Director William A. Wellman appeared in the film, in what today could be called a "cameo" (although he does "speak"). During the final battle scene, Wellman, portraying a doughboy, is shot and exclaims, "Atta boy! Them buzzards are some good after all!"
The Battle of St. Mihiel was meticulously staged, with William A. Wellman spending ten days choreographing and rehearsing sixty planes and 3,500 extras, who were consisted exclusively of members of the National Guard.
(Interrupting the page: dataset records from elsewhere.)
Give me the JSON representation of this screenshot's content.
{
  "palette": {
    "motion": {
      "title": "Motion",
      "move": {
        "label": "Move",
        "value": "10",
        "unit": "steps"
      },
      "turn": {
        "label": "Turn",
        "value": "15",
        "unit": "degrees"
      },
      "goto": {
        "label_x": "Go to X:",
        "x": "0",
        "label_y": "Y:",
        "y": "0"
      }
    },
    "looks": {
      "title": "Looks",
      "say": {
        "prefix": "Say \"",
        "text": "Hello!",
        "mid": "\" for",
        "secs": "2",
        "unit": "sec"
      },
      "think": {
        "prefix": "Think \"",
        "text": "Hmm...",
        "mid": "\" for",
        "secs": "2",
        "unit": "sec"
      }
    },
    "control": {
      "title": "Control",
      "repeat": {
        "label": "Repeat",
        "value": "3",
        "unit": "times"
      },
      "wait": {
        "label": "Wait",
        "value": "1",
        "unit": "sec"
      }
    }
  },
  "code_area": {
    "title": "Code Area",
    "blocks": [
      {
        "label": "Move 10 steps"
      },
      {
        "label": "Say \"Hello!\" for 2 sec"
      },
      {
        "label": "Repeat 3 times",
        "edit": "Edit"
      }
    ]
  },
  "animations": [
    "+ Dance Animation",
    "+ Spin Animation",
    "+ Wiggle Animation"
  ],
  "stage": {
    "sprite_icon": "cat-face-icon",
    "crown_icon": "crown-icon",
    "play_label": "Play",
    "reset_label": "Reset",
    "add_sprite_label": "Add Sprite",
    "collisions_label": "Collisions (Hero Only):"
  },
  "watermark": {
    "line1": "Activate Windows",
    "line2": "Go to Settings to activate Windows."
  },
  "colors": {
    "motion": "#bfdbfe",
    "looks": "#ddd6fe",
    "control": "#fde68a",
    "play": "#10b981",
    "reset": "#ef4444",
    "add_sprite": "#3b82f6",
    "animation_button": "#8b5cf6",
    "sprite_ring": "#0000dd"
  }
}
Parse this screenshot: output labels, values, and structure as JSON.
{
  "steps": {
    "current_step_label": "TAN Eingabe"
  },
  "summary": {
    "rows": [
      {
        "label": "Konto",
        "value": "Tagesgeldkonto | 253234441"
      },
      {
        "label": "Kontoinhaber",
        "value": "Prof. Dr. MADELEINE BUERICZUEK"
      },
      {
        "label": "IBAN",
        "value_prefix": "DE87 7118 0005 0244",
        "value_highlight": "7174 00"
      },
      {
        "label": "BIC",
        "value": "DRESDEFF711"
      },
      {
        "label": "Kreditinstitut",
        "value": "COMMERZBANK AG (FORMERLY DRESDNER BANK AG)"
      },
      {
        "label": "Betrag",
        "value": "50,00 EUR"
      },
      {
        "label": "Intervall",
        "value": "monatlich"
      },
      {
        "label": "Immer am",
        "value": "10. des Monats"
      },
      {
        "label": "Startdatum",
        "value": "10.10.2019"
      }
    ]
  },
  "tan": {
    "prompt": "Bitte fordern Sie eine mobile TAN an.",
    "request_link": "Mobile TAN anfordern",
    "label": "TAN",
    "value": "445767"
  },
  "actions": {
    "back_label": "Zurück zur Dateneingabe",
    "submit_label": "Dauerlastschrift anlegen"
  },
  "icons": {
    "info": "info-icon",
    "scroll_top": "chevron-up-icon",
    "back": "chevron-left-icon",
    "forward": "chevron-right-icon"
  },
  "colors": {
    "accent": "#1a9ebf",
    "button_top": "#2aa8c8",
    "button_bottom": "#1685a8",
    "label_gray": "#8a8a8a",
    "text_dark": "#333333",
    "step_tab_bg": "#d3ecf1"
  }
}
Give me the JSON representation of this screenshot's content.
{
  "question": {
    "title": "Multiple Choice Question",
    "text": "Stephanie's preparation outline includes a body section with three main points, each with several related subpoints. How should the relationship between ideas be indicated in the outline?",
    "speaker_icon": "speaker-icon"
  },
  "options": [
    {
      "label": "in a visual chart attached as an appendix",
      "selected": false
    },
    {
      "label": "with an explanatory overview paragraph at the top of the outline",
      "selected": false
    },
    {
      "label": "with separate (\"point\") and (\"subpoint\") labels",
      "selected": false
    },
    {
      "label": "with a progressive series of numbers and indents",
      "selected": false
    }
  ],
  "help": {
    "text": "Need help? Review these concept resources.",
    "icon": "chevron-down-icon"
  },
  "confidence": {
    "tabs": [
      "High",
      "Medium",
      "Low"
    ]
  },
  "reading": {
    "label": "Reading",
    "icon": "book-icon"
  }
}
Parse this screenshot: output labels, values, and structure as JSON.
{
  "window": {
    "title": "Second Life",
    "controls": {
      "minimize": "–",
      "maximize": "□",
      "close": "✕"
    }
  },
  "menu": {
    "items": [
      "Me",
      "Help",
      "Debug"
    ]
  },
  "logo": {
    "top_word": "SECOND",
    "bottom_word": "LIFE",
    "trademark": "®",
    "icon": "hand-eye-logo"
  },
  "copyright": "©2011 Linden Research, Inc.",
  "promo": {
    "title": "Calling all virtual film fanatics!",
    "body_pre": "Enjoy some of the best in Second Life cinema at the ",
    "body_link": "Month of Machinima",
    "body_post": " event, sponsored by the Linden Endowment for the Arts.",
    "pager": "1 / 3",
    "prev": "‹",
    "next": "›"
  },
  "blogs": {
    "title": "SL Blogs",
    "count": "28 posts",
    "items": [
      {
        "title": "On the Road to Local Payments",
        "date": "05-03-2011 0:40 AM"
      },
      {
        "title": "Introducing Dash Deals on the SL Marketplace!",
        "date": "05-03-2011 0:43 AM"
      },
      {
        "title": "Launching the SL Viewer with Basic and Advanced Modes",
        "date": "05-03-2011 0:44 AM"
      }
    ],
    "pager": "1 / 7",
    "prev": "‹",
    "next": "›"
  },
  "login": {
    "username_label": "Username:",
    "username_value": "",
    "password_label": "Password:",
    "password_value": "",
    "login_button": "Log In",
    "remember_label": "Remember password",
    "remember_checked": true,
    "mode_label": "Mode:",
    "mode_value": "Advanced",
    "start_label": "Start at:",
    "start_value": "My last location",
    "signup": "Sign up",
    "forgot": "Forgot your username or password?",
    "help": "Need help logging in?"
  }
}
As a former pilot, director William A. Wellman knew how vital it was to have clouds for the dogfights, but the skies over Texas were clear for the first four weeks of production so no aerial scenes had been shot. When executives at Paramount Pictures questioned him about the delay, he explained that without clouds the audience would get no sense of speed or even movement--clouds gave audiences a sense of perspective, speed and direction, and without them planes flying around in a clear sky would just look like a swarm of flies.
The U.S. military cooperated heavily in the making of this film, providing thousands of soldiers, millions of dollars worth of equipment, and virtually all of the pursuit planes the army had at the time.
The only movie to ever win an Academy Award for Best Production. In the Oscars' first year of existence, two "Best Picture"-type awards were given: This film was awarded Best Production and Sunrise (1927) was awarded Best Artistic Quality of Production. Both awards were discontinued the following year and replaced by the modern Best Picture Oscar; Best Production is usually thought of as that award's equivalent.
While many believe that this was the first movie to incorporate product placement (Hershey's Chocolate Bar), it is not true. The earliest known occurrence of product placement in a film was that of Red Crown gasoline in the short film The Garage (1920).
Soldiers from the army's 2nd Infantry Division, as well as members if the Texas National Guard, stationed in Corpus Christi, Texas, were used as extras. The same division was used for The Rough Riders(1927), a film directed by Victor Fleming.
In 1925 and 1926, Byron Morgan sent ideas for a story about air service in World War I to Famous Players Lasky Corporation. The company agreed when he brought this to their attention, and settled with him for $3750 which included his waiving claims to all rights to his material.
Wings debuted as a road show film (meaning that it shown on a city-by-city basis) on August 1, 1927; the film went into general release 17 months and 4 days later on January 5, 1929 (Clara Bow's sound film debut, The Wild Party, went into production three days before on January 2, 1929), not the April 1928 release date that was erroneously posted on this site.